The editors do not believe the government will collapse, but concede the nation is in institutional disarray.

“Oil output continues to fall, and the latest overhaul of the exchange rate system does little to address a looming balance of payments crisis. The weakness of all political parties, another Chávez legacy, can be seen in the infighting and policy paralysis of the ruling Socialist party. Violence and criminality have soared, sad fruits of years of maladministration; Venezuela’s homicide rate is the world’s third-highest. All this imperils important social gains,” say the editors.

Yes, It Matters If The President Is Viewed As Weak
Russ Douthat takes on the argument employed by some analysts that it does not matter how a president is viewed and, in particular, whether President Obama is perceived as weak.

Douthat first writes that Vladimir Putin’s actions are acts of weakness, not strength, and his intrusion into Ukraine is a “gambit is a salvage operation following a major political setback, not a plausible stepping-stone toward some sweeping long-term objective.”

But, he adds, that supporters who dismiss that Obama’s toughness and credibility do not “shape the behavior of foreign actors” are wrong.

“The history of warfare and diplomacy is replete with cases where regimes have decided to gamble on a particular course — sometimes wisely, sometimes disastrously — because of their reading of a rival’s leader’s psychology, priorities, skills and sense of purpose. Is it really so ridiculous to believe that the Syria crisis confirmed certain impressions that Putin had already cultivated about America’s willingness to back up its threats and see a given strategy through, and that this influenced his decision to push harder in Ukraine than this White House and its intelligence analysts expected?”

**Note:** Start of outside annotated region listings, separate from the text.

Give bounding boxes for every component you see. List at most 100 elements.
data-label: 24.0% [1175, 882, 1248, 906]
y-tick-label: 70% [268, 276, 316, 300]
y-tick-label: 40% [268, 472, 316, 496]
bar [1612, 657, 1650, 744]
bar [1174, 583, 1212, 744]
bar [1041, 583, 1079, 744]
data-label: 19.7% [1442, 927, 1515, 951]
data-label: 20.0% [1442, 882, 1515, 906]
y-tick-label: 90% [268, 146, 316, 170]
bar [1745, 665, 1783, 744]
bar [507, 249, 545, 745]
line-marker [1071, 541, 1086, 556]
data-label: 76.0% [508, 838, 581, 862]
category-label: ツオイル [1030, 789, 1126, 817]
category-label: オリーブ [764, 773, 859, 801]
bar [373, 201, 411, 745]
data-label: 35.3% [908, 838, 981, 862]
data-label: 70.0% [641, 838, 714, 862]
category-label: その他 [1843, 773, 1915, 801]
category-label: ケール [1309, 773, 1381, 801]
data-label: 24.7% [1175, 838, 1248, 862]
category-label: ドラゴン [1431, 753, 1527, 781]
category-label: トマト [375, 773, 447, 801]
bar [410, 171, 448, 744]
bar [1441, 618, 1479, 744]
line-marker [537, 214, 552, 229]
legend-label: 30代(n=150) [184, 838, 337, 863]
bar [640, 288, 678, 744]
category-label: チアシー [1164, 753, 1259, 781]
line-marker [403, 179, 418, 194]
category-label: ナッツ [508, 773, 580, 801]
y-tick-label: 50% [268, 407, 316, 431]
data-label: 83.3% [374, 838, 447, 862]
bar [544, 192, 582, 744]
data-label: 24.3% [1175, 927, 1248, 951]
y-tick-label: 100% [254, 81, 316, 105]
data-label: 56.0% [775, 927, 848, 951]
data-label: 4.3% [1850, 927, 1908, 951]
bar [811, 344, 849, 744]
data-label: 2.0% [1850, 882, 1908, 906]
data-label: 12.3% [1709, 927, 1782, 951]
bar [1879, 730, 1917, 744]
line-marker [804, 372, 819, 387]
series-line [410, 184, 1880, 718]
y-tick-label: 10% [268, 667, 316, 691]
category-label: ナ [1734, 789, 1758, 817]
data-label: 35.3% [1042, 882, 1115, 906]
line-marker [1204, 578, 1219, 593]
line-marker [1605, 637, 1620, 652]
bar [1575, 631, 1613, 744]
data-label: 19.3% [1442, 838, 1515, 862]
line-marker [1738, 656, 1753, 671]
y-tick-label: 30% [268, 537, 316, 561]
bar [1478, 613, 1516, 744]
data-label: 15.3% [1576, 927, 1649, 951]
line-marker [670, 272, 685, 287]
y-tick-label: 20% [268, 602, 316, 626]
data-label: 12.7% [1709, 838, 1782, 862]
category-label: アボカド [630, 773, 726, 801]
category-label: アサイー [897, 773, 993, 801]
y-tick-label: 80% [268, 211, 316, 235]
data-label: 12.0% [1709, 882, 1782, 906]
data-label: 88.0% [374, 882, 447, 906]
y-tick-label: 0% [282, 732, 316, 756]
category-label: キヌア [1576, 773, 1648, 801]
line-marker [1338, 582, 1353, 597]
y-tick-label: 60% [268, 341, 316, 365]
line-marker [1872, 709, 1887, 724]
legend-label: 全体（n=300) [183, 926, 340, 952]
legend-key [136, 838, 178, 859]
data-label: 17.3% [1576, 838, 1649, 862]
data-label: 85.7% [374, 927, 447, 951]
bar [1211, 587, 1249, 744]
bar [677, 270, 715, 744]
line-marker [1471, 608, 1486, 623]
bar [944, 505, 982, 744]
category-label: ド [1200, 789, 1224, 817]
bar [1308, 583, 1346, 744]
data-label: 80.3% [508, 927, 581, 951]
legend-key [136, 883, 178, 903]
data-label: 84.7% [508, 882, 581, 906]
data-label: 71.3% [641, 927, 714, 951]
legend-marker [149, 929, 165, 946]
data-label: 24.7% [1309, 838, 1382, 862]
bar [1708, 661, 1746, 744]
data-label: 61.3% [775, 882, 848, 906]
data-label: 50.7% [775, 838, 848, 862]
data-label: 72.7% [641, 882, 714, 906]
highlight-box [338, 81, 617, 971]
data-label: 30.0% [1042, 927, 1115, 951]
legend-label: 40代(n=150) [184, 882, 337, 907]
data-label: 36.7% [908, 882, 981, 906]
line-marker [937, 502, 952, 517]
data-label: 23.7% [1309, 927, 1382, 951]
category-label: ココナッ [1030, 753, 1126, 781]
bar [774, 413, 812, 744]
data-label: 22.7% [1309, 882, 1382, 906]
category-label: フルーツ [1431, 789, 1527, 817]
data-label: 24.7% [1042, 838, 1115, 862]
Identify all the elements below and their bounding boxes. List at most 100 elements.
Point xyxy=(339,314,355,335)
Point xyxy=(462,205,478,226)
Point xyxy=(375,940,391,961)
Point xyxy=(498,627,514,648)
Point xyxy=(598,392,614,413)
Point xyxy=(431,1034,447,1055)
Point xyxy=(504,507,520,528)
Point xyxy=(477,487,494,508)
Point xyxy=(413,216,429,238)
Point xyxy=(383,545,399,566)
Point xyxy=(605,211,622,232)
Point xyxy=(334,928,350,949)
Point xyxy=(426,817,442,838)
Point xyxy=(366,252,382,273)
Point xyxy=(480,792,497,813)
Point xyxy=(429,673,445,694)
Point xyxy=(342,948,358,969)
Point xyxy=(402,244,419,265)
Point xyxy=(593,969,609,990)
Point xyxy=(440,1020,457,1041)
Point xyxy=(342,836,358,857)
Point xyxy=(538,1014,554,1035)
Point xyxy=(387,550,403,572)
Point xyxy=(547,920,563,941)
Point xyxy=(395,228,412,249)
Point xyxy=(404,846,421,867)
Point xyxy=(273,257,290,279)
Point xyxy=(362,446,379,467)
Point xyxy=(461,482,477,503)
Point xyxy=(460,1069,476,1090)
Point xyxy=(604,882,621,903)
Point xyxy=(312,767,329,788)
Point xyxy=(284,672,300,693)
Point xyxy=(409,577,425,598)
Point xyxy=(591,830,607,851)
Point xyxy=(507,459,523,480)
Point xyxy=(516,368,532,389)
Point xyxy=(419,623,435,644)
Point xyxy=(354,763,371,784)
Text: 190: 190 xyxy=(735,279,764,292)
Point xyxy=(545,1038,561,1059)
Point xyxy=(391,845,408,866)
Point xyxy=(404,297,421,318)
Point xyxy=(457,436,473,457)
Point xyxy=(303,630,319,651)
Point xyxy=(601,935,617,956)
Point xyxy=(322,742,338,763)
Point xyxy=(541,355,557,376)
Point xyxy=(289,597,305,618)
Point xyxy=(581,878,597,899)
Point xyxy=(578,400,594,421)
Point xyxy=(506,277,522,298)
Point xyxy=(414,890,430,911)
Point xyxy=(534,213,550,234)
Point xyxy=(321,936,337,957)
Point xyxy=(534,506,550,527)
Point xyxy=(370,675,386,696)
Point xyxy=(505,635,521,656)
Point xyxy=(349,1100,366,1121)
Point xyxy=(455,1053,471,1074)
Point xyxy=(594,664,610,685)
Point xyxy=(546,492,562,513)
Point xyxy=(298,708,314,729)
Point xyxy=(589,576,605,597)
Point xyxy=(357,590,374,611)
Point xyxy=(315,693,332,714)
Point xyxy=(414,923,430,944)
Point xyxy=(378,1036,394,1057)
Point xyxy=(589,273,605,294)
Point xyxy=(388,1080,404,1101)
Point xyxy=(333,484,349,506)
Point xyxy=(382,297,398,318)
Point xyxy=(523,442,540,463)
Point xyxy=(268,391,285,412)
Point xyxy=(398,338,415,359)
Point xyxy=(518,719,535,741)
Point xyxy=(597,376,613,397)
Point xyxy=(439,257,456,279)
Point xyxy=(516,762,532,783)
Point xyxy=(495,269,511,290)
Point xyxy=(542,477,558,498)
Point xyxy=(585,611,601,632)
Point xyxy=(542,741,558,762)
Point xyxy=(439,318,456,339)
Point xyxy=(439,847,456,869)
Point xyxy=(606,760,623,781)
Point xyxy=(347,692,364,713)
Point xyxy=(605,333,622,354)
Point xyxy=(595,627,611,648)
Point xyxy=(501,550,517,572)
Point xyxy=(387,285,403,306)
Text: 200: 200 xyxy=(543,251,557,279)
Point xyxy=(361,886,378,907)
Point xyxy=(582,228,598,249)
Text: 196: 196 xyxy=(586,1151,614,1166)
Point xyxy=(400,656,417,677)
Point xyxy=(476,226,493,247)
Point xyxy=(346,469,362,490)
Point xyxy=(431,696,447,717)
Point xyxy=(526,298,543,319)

Time For Energy Independence
Paul Bledsoe and Lee Feinstein of the German Marshall Fund of the United States posit that the situation in Ukraine underscores the need for the US to become energy independent.

They contend a “geopolitically, environmentally and economically” and would strengthen “transatlantic solidarity,” which is crucial for any response to Russia to be effective.

“As the administration prepares to roll out a series of targeted U.S. sanctions against Russia, President Obama should use the authority of the presidency to direct the Department of Energy to speed approval of LNG exports to NATO allies, pending the hoped-for conclusion of a comprehensive trade deal with Europe,” they write.